Mutasim Agha Jan, a former Taliban “finance minister” and aide of Mullah Omar, verified the voice in the audio belonged to Abdul Manan, The Express Tribune newspaper reported.
Both Omar’s brother Abdul Manan and his son Yaqoob were among dozens who walked out of a council meeting on Wednesday in the western Pakistani city of Quetta as Taliban commanders decided on the group’s leader, Reuters reported, citing three attendees.
"Actually, it wasn't a Taliban Leadership Council meeting. Mansur had invited only members of his group to pave the way for his election," said one attendee who is reportedly a member of the Quetta Shura (Council). "And when Yaqoob and Manan noticed this, they left the meeting," the source added.
Confusion in senior ranks
Shortly after Mansour’s appointment, the BBC quoted Mullah Abdul Manan Niazi, a senior member of the Taliban’s Supreme Council who is also from the Quetta Shura, uttering his rejection of Mansour’s selection as a breach of the group’s rules.
"According to Islamic rule and principles, when a leader dies, a Shura (council) is called, then its leader is appointed," Mullah Niazi said.
Speaking to Al Jazeera, Mullah Niazi also said, "This decision was taken without our consent. Our Mujahideen have sacrificed their blood for two decades.”
“We have to appoint someone who has a proper knowledge and hold on Sharia and our Afghan values. Mullah Akhtar Mansour did not even contribute much to our movement."
Former Kandahar province governor Mullah Mohammad Hassan Rahmani has also rejected Mansour’s rule, telling Radio Free Afghanistan that he was chosen by a small clique of Taliban seniors despite being opposed by other Taliban leaders including Mullah Abdul Razzaq and ex-Guantanamo detainee Mullah Abdul Qayyum Zakir.
On the other hand, Mullah Zakir, who is based in Afghanistan’s Helmand province and is a member of the Leadership Council of the self-proclaimed Islamic Emirate of Afghanistan, brushed off reports that his Taliban faction was opposed to Mullah Mansour’s leadership in a statement on the Taliban’s official website.
Meanwhile, the leader of the Taliban’s Haqqani network Jalaluddin Haqqani, who just days ago was reported dead, seemingly came out to refute news about his death with a new statement published on Taliban websites swearing his allegiance to Mullah Mansour.
"We are sure that the new leader Mullah Akhtar Mohammad Mansour is appointed with complete legitimacy and after due consultation and he is the most suitable successor of His Excellency the late Mullah Mohammad Omar,” Haqqani’s statement said.
“We fully recommend to all the senior and junior in-charge ranks of the Islamic Emirate to pledge their allegiance with him and to fully obey him.”
Call for unity
Mullah Mansour released an audio message on Saturday calling on the factions of the militant group to maintain their unity in their fight against the Western-backed Afghan government.
“We need to be patient and should try to go to those friends who are unhappy.
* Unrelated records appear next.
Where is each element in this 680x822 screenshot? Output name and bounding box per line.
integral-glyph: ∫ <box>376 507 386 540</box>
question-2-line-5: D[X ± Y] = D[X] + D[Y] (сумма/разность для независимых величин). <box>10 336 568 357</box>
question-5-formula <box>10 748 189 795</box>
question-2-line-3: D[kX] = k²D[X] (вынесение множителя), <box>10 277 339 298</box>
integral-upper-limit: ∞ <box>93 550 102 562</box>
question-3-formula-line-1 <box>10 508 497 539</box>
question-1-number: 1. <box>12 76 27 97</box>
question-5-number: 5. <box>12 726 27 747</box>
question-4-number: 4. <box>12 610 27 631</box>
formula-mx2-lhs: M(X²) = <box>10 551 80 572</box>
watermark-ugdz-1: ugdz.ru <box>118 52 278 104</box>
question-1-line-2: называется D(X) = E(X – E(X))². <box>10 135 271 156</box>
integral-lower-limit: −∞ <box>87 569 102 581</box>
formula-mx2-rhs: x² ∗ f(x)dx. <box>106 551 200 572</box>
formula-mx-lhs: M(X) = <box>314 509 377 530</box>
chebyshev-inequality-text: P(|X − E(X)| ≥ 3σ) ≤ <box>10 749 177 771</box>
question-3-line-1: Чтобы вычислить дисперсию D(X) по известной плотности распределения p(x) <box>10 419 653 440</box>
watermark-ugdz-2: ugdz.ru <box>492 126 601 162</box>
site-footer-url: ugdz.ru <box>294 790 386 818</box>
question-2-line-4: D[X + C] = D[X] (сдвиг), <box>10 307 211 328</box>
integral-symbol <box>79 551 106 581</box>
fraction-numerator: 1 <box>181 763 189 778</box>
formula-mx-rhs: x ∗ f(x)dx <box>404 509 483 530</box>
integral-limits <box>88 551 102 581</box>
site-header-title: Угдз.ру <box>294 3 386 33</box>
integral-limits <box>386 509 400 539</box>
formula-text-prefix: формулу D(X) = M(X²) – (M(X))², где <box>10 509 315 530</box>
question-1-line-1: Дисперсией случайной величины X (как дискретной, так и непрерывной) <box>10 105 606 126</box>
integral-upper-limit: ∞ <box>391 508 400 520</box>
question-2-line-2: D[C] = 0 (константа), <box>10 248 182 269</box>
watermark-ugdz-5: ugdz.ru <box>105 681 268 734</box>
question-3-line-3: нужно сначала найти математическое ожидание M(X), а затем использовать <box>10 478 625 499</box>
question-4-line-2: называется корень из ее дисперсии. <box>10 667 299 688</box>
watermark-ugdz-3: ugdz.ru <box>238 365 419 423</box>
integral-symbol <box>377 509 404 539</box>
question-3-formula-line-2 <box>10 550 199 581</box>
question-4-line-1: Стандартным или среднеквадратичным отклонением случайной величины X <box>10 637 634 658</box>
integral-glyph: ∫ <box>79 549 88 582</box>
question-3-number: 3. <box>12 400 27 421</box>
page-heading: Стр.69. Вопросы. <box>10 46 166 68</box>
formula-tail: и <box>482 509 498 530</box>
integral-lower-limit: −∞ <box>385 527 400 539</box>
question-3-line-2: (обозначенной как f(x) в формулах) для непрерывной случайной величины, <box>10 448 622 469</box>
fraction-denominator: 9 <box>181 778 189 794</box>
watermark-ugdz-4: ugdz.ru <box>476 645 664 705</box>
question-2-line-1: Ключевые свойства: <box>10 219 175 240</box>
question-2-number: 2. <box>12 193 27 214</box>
We will have to convince them and take them on board," the newly appointed Taliban leader said.
Mansour, who just like his predecessor is said to be in favour of the Taliban’s peace talks with the Afghan government, is expected to push for the continuation of talks into a second round after the first round of talks were completed in early July.
Mullah Mohammad Hassan Rahmani also reportedly said there is no division among the Taliban ranks on their stance towards the peace talks with the Afghan government.
However, the Taliban denied reports that a second round of talks is being planned to be held in Pakistan or China, with Mansour himself saying in the 30-minute audio that the rumours are "propaganda campaigns by the enemy."
The Afghan government, meanwhile, said on Sunday that divisions in the Taliban will not stop it from continuing to treat the group the same way it treats other armed opposition groups in the country.